{Reference Type}: Journal Article {Title}: Making Science Computable Using Evidence-Based Medicine on Fast Healthcare Interoperability Resources: Standards Development Project. {Author}: Soares A;Schilling LM;Richardson J;Kommadi B;Subbian V;Dehnbostel J;Shahin K;Robinson KA;Afzal M;Lehmann HP;Kunnamo I;Alper BS; {Journal}: J Med Internet Res {Volume}: 26 {Issue}: 0 {Year}: 2024 Jun 25 {Factor}: 7.076 {DOI}: 10.2196/54265 {Abstract}: BACKGROUND: Evidence-based medicine (EBM) has the potential to improve health outcomes, but EBM has not been widely integrated into the systems used for research or clinical decision-making. There has not been a scalable and reusable computer-readable standard for distributing research results and synthesized evidence among creators, implementers, and the ultimate users of that evidence.

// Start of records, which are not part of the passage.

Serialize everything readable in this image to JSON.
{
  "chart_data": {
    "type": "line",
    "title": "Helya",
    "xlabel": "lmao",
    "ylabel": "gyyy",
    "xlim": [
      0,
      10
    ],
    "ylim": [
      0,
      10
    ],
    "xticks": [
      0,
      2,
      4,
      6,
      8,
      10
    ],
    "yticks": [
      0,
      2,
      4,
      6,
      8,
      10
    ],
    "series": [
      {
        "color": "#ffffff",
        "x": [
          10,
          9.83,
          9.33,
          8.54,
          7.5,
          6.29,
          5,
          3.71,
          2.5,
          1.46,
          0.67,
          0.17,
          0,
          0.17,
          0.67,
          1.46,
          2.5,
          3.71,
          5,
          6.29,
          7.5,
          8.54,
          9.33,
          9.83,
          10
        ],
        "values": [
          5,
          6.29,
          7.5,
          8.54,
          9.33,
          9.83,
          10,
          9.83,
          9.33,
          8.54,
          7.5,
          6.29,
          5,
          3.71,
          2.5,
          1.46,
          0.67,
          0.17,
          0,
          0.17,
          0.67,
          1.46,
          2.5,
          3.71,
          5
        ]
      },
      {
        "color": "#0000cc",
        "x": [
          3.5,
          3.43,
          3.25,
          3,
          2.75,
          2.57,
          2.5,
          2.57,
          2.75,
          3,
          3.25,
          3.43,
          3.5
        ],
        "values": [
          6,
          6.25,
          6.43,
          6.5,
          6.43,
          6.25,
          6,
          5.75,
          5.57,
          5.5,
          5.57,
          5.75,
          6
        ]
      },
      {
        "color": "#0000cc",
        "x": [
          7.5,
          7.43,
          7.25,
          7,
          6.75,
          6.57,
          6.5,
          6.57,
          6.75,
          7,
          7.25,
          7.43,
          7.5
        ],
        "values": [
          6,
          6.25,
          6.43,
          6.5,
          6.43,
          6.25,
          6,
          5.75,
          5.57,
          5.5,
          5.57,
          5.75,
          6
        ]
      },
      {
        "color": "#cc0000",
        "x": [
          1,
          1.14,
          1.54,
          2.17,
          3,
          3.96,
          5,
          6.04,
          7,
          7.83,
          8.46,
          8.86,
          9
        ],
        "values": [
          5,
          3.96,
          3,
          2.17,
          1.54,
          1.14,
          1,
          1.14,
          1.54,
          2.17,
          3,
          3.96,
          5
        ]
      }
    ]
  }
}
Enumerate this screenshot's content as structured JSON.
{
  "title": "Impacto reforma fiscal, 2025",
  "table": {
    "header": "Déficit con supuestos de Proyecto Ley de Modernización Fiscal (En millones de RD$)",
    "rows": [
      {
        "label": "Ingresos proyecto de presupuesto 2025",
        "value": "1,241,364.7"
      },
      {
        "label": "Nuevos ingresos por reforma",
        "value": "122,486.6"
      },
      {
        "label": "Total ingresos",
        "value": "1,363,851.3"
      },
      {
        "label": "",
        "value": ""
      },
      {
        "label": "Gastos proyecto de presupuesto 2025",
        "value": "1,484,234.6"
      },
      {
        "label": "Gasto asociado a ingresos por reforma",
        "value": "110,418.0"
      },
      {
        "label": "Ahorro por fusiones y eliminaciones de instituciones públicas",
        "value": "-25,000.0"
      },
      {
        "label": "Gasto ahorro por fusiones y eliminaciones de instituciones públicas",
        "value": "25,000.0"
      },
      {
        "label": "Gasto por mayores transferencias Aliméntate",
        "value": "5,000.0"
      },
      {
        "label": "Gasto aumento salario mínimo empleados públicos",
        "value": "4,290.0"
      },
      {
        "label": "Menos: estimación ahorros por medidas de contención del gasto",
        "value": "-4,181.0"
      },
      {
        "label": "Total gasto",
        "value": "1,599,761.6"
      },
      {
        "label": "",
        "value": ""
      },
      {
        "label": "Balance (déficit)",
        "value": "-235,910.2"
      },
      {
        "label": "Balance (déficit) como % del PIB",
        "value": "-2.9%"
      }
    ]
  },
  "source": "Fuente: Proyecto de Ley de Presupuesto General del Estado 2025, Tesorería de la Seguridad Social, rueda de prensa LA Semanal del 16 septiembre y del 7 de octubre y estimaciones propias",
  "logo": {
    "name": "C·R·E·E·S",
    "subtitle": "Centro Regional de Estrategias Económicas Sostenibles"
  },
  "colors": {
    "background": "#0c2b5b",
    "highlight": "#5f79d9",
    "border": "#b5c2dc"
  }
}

Evidence that is more rapidly updated, synthesized, disseminated, and implemented would improve both the delivery of EBM and evidence-based health care policy.
OBJECTIVE: This study aimed to introduce the EBM on Fast Healthcare Interoperability Resources (FHIR) project (EBMonFHIR), which is extending the methods and infrastructure of Health Level Seven (HL7) FHIR to provide an interoperability standard for the electronic exchange of health-related scientific knowledge.
METHODS: As an ongoing process, the project creates and refines FHIR resources to represent evidence from clinical studies and syntheses of those studies and develops tools to assist with the creation and visualization of FHIR resources.
RESULTS: The EBMonFHIR project created FHIR resources (ie, ArtifactAssessment, Citation, Evidence, EvidenceReport, and EvidenceVariable) for representing evidence. The COVID-19 Knowledge Accelerator (COKA) project, now Health Evidence Knowledge Accelerator (HEvKA), took this work further and created FHIR resources that express EvidenceReport, Citation, and ArtifactAssessment concepts. The group is (1) continually refining FHIR resources to support the representation of EBM; (2) developing controlled terminology related to EBM (ie, study design, statistic type, statistical model, and risk of bias); and (3) developing tools to facilitate the visualization and data entry of EBM information into FHIR resources, including human-readable interfaces and JSON viewers.
CONCLUSIONS: EBMonFHIR resources in conjunction with other FHIR resources can support relaying EBM components in a manner that is interoperable and consumable by downstream tools and health information technology systems to support the users of evidence.